Earthquake Prediction: Earthquakes cause massive destruction in the world. It is difficult to estimate it accurately, due to which a lot of loss of life and property has to be suffered. However, now scientists have devised new techniques for less damage caused by earthquakes.
Earthquake Prediction: Researchers have created such computers to detect small gravitational signals, so that the use of signals can be used to predict large earthquakes immediately.

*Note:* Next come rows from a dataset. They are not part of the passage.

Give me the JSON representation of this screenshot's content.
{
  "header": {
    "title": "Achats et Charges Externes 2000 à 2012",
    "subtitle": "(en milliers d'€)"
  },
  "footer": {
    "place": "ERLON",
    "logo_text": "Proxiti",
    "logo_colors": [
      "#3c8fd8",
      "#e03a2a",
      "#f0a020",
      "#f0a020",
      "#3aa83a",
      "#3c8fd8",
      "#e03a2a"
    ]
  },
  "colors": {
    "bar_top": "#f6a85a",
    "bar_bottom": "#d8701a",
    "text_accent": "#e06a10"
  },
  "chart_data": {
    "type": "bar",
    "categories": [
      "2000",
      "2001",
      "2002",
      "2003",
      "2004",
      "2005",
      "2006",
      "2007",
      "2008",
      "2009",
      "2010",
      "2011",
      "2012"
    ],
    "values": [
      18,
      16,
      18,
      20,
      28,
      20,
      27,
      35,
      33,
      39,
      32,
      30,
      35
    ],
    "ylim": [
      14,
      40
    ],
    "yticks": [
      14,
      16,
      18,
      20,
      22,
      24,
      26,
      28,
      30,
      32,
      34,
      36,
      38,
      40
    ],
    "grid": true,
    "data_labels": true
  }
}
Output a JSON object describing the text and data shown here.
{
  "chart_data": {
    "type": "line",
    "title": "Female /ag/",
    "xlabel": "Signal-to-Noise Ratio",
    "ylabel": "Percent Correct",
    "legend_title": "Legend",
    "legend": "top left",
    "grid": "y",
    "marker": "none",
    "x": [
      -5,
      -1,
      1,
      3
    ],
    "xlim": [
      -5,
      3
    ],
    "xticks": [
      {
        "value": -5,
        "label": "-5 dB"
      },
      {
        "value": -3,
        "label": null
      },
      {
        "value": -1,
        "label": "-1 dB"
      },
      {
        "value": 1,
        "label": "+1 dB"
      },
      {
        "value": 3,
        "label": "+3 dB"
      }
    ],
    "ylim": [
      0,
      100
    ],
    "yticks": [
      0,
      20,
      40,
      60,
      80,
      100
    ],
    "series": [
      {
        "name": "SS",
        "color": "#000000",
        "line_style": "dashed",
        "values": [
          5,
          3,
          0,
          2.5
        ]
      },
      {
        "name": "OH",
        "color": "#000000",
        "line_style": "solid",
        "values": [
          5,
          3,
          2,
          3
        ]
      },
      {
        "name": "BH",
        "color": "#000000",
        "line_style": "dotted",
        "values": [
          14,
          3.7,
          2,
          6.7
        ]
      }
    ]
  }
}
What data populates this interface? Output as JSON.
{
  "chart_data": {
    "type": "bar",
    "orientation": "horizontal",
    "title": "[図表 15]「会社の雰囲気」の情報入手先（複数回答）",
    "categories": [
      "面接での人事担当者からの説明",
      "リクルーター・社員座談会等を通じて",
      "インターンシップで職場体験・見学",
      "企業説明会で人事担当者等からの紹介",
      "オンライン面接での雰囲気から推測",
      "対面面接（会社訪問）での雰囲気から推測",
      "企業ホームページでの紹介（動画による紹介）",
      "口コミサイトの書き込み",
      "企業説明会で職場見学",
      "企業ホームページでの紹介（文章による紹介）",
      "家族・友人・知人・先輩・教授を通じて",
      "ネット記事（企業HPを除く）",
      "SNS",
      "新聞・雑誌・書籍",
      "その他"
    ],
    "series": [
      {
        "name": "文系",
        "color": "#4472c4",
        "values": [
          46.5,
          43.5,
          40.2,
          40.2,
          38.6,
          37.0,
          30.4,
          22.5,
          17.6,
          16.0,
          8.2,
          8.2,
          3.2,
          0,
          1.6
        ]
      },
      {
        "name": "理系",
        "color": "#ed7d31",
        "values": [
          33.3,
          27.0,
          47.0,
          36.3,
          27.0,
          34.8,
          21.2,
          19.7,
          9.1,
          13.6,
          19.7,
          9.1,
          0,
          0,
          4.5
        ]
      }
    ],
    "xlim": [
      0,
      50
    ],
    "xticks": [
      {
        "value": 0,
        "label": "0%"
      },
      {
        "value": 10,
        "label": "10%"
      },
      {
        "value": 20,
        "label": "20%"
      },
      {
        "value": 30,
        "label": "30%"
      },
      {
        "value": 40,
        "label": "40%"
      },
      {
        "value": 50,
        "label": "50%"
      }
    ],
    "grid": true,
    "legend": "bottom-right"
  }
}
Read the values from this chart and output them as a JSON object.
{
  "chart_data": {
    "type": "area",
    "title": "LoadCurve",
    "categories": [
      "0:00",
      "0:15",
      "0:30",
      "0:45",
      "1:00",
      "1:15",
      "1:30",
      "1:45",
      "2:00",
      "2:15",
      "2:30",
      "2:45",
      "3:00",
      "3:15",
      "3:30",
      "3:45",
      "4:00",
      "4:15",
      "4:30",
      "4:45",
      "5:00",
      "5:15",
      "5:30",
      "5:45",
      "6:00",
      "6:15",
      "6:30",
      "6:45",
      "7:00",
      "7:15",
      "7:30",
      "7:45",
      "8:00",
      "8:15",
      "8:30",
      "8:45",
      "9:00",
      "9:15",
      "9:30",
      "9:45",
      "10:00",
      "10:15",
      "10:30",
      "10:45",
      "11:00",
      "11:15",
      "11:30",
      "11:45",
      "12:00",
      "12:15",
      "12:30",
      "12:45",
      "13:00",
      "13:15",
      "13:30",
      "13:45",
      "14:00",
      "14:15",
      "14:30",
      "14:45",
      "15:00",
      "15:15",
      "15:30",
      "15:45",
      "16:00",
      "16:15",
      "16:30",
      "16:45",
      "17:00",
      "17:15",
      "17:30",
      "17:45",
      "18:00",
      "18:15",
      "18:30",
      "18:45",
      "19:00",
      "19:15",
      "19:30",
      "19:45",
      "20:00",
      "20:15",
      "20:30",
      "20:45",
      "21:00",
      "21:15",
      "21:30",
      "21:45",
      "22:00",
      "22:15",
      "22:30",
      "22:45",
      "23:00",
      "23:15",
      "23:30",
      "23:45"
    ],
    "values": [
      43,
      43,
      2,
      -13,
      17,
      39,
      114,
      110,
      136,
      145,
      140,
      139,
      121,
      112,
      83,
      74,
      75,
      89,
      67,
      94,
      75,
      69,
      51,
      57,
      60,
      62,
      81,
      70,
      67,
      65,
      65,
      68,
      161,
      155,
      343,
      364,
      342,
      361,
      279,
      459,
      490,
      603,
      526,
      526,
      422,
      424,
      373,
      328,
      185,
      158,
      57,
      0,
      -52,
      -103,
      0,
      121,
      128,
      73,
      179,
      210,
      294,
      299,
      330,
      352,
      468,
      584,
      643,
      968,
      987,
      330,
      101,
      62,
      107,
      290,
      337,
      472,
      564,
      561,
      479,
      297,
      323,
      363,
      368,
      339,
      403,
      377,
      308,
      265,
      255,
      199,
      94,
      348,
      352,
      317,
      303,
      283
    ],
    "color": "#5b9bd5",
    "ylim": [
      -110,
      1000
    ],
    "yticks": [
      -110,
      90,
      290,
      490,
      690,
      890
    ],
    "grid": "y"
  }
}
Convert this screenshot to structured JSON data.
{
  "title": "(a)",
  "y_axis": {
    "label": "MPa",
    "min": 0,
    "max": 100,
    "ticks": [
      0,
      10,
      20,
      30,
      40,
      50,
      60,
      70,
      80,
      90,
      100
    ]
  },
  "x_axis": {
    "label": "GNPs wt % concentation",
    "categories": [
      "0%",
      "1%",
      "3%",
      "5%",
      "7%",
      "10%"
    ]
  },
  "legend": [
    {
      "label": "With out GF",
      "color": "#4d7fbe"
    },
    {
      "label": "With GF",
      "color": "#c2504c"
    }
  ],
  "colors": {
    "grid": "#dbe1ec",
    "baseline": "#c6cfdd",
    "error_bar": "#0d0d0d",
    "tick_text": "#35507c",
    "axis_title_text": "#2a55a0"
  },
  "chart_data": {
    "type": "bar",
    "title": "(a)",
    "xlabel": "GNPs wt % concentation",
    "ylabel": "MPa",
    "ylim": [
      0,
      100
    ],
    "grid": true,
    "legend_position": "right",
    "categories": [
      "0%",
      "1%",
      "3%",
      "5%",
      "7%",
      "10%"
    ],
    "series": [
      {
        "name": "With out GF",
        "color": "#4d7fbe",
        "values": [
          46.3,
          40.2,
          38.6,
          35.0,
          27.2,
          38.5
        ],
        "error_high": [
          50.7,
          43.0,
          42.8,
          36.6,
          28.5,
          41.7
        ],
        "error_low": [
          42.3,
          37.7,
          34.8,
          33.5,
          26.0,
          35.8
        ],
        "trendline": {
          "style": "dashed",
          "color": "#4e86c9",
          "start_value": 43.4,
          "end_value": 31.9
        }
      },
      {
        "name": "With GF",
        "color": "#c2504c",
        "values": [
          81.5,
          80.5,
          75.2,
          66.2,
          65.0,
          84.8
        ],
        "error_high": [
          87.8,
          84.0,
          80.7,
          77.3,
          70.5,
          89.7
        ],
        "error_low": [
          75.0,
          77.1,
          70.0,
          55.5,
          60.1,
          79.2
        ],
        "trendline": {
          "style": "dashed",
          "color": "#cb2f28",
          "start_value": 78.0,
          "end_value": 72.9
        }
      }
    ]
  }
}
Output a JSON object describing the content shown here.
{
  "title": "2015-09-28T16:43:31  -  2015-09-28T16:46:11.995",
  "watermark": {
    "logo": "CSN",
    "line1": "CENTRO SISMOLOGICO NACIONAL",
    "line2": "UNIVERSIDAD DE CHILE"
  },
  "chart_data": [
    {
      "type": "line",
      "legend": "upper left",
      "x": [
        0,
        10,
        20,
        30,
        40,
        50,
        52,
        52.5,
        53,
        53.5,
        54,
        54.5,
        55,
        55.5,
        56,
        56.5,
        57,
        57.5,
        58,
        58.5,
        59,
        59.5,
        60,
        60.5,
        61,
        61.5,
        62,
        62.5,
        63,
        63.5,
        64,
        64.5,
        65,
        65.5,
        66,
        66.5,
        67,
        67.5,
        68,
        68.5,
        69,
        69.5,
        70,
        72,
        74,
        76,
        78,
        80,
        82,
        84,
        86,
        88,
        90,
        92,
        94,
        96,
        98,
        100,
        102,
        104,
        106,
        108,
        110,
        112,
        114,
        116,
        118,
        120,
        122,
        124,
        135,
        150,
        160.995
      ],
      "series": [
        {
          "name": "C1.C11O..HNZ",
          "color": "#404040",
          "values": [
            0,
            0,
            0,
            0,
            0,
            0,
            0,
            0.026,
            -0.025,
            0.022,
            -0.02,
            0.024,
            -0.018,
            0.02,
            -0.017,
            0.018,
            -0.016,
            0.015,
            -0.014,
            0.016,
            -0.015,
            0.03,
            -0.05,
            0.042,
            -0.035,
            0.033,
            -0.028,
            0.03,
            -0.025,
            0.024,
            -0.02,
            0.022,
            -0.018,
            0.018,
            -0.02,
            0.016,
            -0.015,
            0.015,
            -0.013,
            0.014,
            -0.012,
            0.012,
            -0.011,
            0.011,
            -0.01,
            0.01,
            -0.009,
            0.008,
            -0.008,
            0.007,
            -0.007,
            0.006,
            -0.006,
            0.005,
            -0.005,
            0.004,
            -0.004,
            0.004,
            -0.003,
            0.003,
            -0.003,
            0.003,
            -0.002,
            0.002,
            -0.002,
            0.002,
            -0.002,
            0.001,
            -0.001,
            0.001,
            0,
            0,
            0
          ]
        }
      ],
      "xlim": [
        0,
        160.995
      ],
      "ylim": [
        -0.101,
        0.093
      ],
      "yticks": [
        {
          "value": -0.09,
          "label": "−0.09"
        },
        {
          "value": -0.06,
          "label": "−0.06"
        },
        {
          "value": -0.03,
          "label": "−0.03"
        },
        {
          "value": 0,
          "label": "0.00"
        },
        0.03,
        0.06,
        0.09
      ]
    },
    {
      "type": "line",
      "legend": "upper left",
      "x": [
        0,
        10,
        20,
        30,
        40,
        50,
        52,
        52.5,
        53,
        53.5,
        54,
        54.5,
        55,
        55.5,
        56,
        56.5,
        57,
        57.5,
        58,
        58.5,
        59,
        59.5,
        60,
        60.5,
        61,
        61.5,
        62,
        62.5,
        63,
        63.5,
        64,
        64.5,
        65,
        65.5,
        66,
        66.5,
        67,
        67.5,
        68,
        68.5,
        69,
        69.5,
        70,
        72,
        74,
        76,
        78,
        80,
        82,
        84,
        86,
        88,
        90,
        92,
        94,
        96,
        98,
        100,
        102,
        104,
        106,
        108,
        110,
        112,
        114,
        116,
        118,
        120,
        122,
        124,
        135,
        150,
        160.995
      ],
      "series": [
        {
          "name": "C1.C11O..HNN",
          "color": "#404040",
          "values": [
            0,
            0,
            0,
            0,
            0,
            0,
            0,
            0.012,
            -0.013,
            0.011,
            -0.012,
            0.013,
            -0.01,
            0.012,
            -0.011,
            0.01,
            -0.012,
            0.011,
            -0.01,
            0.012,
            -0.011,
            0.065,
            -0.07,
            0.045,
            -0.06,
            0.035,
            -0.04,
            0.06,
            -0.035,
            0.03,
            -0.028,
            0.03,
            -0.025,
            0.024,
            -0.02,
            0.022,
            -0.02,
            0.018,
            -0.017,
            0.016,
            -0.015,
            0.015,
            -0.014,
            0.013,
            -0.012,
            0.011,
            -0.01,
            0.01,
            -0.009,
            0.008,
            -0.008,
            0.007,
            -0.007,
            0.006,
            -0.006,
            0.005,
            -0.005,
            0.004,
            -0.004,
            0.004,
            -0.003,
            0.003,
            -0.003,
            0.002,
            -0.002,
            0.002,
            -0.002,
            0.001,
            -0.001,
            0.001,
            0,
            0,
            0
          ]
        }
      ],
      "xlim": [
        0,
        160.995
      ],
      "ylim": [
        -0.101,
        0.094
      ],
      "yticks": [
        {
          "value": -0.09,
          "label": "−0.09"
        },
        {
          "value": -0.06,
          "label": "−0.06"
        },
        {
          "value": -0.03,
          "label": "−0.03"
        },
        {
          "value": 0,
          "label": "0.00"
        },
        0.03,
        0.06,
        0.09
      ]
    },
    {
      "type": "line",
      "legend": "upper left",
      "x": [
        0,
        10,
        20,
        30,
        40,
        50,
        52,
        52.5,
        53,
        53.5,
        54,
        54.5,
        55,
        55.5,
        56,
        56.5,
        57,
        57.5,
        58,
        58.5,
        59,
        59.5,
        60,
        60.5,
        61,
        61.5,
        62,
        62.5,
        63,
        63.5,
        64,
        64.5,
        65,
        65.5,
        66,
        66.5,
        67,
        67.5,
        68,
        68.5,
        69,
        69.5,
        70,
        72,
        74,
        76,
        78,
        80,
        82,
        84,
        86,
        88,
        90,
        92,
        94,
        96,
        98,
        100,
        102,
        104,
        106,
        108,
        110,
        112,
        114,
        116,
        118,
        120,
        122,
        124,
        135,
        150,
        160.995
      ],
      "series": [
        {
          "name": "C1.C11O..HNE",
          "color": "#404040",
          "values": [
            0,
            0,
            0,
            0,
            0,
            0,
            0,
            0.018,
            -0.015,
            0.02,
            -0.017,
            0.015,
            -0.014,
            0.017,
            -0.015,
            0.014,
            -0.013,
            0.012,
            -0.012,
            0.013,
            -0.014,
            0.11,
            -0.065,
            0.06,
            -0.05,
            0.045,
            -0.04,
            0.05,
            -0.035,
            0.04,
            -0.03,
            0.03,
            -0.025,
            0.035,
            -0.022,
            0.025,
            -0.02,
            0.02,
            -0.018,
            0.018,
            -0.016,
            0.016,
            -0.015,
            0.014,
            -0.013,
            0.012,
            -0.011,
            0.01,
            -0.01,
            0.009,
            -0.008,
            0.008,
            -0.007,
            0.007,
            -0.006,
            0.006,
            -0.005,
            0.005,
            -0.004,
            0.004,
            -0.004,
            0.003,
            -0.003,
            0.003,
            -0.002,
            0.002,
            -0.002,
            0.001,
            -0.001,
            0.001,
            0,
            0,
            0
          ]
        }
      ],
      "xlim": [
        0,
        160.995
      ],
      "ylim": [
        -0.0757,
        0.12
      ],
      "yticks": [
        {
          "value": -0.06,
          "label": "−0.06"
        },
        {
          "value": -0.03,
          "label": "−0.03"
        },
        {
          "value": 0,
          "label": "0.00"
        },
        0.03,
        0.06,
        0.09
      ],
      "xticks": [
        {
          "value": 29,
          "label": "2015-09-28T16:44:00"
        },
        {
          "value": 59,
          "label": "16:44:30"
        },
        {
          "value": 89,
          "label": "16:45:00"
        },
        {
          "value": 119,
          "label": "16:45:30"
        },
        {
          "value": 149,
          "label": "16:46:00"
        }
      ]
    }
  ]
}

According to the report published in ‘Science’, this is a completely new method. University of California seismologist Richard Allen says that if we apply this algorithm, then there will be so much confidence that major damage can be avoided.
Now seismometer is used
Scientists usually monitor seismic waves or seismic waves, called seismometers, to detect earthquakes. The amount of advance warning they can give depends on the distance between the earthquake and the seismometer and the speed of the seismic waves traveling less than 6 kilometers per second. Allen says this works well for small temblors, but earthquakes greater than 7 tend to be the most challenging to detect.
Researchers find way
Recently, researchers involved in the discovery of gravitational waves realized that gravitational signals at the speed of light could also be used to monitor earthquakes. The surprising thing is that seismometers, says physicist Bernard Whiting of the University of Florida Signal will also be present in .
Machine-learning algorithms ready
Cote d’Azur University postdoc Andrea Licciardi and his colleagues have created a machine-learning algorithm to identify that pattern. They trained the model on hundreds of thousands of simulated earthquakes before testing them on real data set from Tohoku . According to the researchers reported in Nature, the model accurately estimated the intensity of the earthquake in about 50 seconds.
Reliable estimates in major earthquakes
This technique can provide more reliable size estimates of large-magnitude earthquakes, which is important, especially for tsunami predictions, which often take an additional 10 or 15 minutes to arrive.
However, the technology is not operational yet. It has not processed data in real time. The model is set to be deployed in Japan. The algorithm needs to be trained separately for use in different areas.